THE BEST SHOOT LUNCH: CURRY AND COCKROACHES

Then there are those who seek to create a best shoot lunch by serving something different based on the mistaken assumption that people are bored with shepherd’s pie, beef casserole, sausage and mash, steak and kidney pie, and so on. Curry and rice, Chinese, Tibetan, Thai or Indian food do not have their place at a shooting lunch. I have a friend who serves pheasant curry with rice followed by mint ice-cream at his shoot lunches. Should you accept an invitation to travel in his Range Rover you get the odour all day. I have told him I will not attend again until he changes his menu. This certainly does not rank on my list as a best shoot lunch.

There is little excuse not to serve a hot meal during the winter. Cold ham and roast beef are most welcome on grouse days and even with September partridges, but won’t make the ranks of a best shoot lunch on a January shoot. Well-made sandwiches, baps or bread rolls can be welcome on the hill but, even if accompanied by a Penguin chocolate biscuit or a Mars bar, do little for one’s temperament if presented in a plastic bag on a December day, however good the soup. It does not mean that one cannot be innovative without causing offence. One of the best cold lunches I’ve had was some years ago, shooting partridges in early September, when the host provided chilled champagne and cold kippers, brown bread and a delicious Vacherin cheese.

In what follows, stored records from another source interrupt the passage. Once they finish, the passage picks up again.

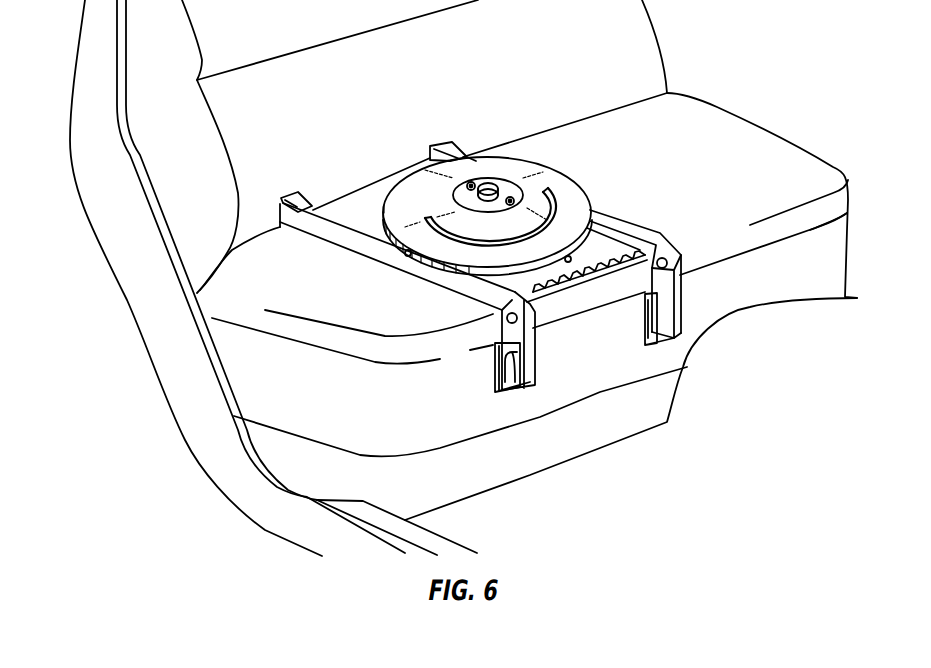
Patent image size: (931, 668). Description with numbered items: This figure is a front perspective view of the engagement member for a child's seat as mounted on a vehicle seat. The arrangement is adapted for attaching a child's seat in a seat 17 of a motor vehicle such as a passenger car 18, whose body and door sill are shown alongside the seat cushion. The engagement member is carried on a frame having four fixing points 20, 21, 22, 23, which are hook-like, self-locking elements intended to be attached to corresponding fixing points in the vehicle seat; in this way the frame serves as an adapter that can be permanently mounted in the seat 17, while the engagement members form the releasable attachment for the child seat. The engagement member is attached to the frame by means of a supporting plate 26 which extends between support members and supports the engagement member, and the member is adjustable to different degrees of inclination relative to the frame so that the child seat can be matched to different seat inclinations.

The seat 17 is at (345, 303).
The passenger car 18 is at (204, 376).
The fixing point 20 is at (497, 390).
The fixing point 21 is at (642, 342).
The fixing point 22 is at (303, 196).
The fixing point 23 is at (452, 140).
The supporting plate 26 is at (605, 244).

Two lunches I can never forget occurred one after the other, albeit on different shoots and with different hosts. The first was in Hampshire on a lovely late-September partridge day, with the lunch served in a splendid room converted for the purpose from a stable. The casserole was tasty until some of the crunchy bits turned out to be cockroaches. The other occasion was in Gloucestershire when what looked like ap-petising individual steak and kidney pies were inedible despite the application of piping-hot gravy. The microwave had failed to beat the deep freeze so that, once the outer crust had been attacked, the contents were frozen solid, as were the accompanying chips and sprouts.

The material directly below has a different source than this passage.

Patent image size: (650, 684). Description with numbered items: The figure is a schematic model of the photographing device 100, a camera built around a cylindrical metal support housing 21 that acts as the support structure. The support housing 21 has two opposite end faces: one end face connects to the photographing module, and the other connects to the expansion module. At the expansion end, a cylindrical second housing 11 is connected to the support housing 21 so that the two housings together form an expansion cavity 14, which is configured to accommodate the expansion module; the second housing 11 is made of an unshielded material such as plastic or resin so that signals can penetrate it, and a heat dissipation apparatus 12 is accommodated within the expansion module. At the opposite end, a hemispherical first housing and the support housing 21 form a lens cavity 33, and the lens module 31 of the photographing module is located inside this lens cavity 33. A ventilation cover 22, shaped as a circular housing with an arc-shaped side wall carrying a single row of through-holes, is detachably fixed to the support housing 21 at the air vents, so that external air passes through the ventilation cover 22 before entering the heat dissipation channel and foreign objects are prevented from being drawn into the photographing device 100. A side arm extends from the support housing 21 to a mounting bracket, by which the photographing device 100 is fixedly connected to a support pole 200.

Apart from the shooting lunch itself, the location is not unimportant. There is nothing better than sitting in the heather on a warm day with tablecloth spread out and cold pork pies, hams, beef, salad, some quail’s eggs and the like arrayed before you with cold white wine which the host has carefully kept chilled in the burn and cans of McEwan’s Export for those who want it. Some hosts are brave enough to invite the guns back into the dining-room for lunch. This has its problems, particularly on wet days, as it usually involves changing, which can be avoided if there is a separate lunch hut or bothy, barn or stable. Any of these can serve just as well as a luncheon room.

THE BEST SHOOT LUNCH: THE IDEAL

Best shoot lunch. Double-gunning at Brigands

After a busy day double-gunning a good lunch is appreciated. What does Robert Gibbons suggest as the best shoot lunch?

What, then, constitutes the best shoot lunch? In winter I think a good hot dish is essential and at home this usually means shepherd’s pie made with venison, Brussels sprouts and carrots, with Worcestershire sauce on the table for those who want it. This is followed by a good pudding and we usually opt for an apple and blackcurrant crumble, cheese and biscuits, Stilton cheese with some brown ginger cake, damson gin or whisky (we don’t do port at lunch) being the preferred option. On the hill we usually retire to lunch in a hut near one of the lochs and on warm grouse days cold ham and beef with sometimes a plate of smoked trout, local crab from Oban, summer pudding and a good Mull cheddar satisfies most appetites.

When it comes to drink, in every instance there should be available a modest chablis, although personally I favour a dry white graves and a respectable middle-range claret to wash the lunch down, whatever it is. Beer and cider should be on standby and the usual spirits.

All in all, the shooting lunch should be neither extravagant nor poorly. I admire a friend of my late father who had a delightful shoot near Andover, whose invitations always read, “do come to lunch and bring a gun”.